Via Sarvodaya.org comes the news that activist Dr. A.T. (Ahangamage Tudor) Ariyaratne, founder of the socially engaged Sarvodaya Shramadana Movement — “Sri Lanka’s most broadly embedded community-based development organization,” dedicated to “the awakening of all” — and a major inspiration for engaged Buddhists worldwide, has died. He was 92.
Born November 5, 1931, in the Galle District of Ceylon, Ariyaratne was, as the Sarvodaya website puts it:
A former high school teacher at Nalanda College, he conducted the first Shramadana work camp in 1958, which eventually led to the establishment of the largest people’s movement in the country. He [was] the father of six distinguished adult children and has led tens of thousands of “family gatherings” and meditations with millions of people throughout Sri Lanka and other parts of the world.

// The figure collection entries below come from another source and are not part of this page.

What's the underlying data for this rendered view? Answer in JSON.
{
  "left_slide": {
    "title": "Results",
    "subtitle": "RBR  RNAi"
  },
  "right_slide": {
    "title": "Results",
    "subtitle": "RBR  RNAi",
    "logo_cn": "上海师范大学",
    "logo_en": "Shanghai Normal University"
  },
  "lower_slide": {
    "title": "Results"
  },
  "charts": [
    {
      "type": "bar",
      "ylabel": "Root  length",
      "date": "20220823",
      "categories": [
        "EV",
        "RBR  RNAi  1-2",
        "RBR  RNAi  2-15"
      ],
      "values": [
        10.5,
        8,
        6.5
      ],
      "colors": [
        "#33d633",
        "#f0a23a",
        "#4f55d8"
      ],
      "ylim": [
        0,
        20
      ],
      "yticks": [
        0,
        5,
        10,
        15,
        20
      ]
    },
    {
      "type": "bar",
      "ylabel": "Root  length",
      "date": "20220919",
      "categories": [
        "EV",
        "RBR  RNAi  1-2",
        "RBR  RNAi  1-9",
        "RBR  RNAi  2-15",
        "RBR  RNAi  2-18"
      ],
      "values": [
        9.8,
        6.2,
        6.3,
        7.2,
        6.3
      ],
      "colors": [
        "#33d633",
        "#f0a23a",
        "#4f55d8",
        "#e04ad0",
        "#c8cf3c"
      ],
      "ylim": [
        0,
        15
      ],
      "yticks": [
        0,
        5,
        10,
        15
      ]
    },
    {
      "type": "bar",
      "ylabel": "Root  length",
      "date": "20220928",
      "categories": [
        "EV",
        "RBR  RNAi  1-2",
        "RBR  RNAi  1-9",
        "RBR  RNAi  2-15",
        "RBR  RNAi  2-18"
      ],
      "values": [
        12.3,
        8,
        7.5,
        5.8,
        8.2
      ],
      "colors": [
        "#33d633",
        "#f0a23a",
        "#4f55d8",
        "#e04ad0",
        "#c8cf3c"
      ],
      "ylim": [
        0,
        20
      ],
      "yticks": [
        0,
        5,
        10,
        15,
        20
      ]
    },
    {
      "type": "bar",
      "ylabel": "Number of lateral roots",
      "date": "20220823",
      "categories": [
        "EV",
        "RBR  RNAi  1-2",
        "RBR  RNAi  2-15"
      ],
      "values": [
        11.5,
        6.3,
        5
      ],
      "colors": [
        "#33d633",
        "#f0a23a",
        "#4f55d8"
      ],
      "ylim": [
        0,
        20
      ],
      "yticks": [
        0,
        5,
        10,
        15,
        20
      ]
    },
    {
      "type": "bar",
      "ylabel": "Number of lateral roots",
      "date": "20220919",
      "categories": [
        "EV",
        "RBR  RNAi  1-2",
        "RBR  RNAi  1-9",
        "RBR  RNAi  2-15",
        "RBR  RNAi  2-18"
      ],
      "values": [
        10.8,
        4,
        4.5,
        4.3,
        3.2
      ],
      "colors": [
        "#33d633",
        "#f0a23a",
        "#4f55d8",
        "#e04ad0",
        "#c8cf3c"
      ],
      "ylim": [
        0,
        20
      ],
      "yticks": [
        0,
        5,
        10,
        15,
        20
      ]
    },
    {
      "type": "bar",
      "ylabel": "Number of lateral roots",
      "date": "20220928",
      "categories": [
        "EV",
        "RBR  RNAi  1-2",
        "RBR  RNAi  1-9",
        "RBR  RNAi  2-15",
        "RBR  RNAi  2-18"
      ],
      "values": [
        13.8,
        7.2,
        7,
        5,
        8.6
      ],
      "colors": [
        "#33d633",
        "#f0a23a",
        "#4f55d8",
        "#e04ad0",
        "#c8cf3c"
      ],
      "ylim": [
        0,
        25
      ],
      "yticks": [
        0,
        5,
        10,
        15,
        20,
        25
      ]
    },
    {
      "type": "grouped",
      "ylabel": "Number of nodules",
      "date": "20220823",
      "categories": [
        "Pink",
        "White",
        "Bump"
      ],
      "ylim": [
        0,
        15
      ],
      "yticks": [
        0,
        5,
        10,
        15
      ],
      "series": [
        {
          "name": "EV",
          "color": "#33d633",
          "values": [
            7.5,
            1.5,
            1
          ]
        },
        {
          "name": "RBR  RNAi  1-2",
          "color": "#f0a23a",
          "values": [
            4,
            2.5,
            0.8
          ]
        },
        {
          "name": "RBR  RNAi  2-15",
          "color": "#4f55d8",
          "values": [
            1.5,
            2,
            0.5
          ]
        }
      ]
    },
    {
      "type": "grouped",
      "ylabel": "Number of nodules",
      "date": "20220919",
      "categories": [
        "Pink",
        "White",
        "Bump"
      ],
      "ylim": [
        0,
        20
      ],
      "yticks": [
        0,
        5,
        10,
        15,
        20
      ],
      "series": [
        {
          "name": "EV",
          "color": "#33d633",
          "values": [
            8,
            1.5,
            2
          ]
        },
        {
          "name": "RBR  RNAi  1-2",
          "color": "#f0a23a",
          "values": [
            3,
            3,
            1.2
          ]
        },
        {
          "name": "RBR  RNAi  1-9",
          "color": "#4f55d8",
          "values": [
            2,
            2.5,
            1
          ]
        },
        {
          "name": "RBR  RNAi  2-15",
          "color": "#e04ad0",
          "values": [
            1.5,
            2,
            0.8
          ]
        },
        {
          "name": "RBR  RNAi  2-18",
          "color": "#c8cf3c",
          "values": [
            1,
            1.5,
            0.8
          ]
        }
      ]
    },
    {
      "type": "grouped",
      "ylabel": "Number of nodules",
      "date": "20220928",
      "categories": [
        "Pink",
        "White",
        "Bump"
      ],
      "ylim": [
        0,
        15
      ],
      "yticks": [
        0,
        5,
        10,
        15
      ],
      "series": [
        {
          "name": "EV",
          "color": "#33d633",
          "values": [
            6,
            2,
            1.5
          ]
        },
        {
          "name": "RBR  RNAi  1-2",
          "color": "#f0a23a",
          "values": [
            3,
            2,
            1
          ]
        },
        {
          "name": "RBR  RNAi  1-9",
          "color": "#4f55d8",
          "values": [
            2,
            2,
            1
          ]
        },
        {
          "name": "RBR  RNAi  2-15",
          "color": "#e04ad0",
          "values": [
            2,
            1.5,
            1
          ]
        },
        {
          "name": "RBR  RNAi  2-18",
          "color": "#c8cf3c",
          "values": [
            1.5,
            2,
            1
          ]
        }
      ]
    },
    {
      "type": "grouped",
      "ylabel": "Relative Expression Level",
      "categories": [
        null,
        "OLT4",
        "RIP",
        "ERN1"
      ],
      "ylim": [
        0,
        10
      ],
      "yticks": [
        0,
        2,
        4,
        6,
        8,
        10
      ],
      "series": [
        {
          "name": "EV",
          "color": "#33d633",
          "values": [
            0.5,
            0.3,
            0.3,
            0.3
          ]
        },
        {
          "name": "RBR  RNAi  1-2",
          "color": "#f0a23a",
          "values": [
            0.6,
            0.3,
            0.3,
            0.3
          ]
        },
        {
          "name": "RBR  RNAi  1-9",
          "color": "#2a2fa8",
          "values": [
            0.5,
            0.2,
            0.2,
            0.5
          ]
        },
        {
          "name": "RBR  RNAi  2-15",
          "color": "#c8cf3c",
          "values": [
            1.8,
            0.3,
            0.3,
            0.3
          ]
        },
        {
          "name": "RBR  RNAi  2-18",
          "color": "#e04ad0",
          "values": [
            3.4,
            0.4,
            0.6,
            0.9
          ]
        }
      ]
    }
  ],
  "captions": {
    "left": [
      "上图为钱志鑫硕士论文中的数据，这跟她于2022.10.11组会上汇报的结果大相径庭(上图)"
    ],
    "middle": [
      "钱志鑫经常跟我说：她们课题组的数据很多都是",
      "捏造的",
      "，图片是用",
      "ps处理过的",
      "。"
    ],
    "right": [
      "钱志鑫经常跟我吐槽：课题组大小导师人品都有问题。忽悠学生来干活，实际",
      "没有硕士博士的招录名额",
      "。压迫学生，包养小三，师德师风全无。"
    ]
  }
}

Ariyaratne’s work also incorporated Buddhist concepts and what he called “Buddhist Economics” to address societal and individual suffering in a holistic way.
About Ariyaratne, Buddhist teacher and climate activist Joanna Macy has said:
“In this voluble, diminutive dynamo I found a scholar-activist who took the social teachings of the Buddha seriously and dared to believe that they could inspire change in the modern world. He had banked his life on that conviction, drawing from ancient traditions to empower what he called “the poorest of the poor.”
In a memorial tribute to Ariyaratne, Ven. Bhikkhu Bodhi, the founder and chair of Buddhist Global Relief (BGR), credited Ariyaratne’s example as the inspiration for founding BGR, which works to fight chronic hunger and malnutrition. He writes:
“In several ways, Dr. Ariyaratne’s example was the inspiration behind the organization that I formed along with some of my Dharma friends in 2008, Buddhist Global Relief. Sarvodaya Women’s Movement, a branch of Sarvodaya Shramadana, was one of the first organizations that BGR partnered with on a project to improve women’s livelihoods. Last year, we supported a Sarvodaya project that provides food relief to poor communities in Sri Lanka, a critical need as the country has been facing extraordinarily widespread hunger.
Ari’s soft and gentle personality inspired countless people, both in Sri Lanka and around the world, and the impact he had on many of us will no doubt remain with us throughout our lives. While he will no longer be dwelling bodily in our midst, we can hope his spirit, his insights, and his example of love and compassion in action will continue to spread, promoting the emergence of the kind of loving and mutually supportive global order he aspired to create through his life and work.”
Sarvodaya states that Ariyaratne’s remains will lie at its headquarters in Moratuwa until Saturday, April 20th, at which time a funeral procession and then final religious rites and cremation will take place.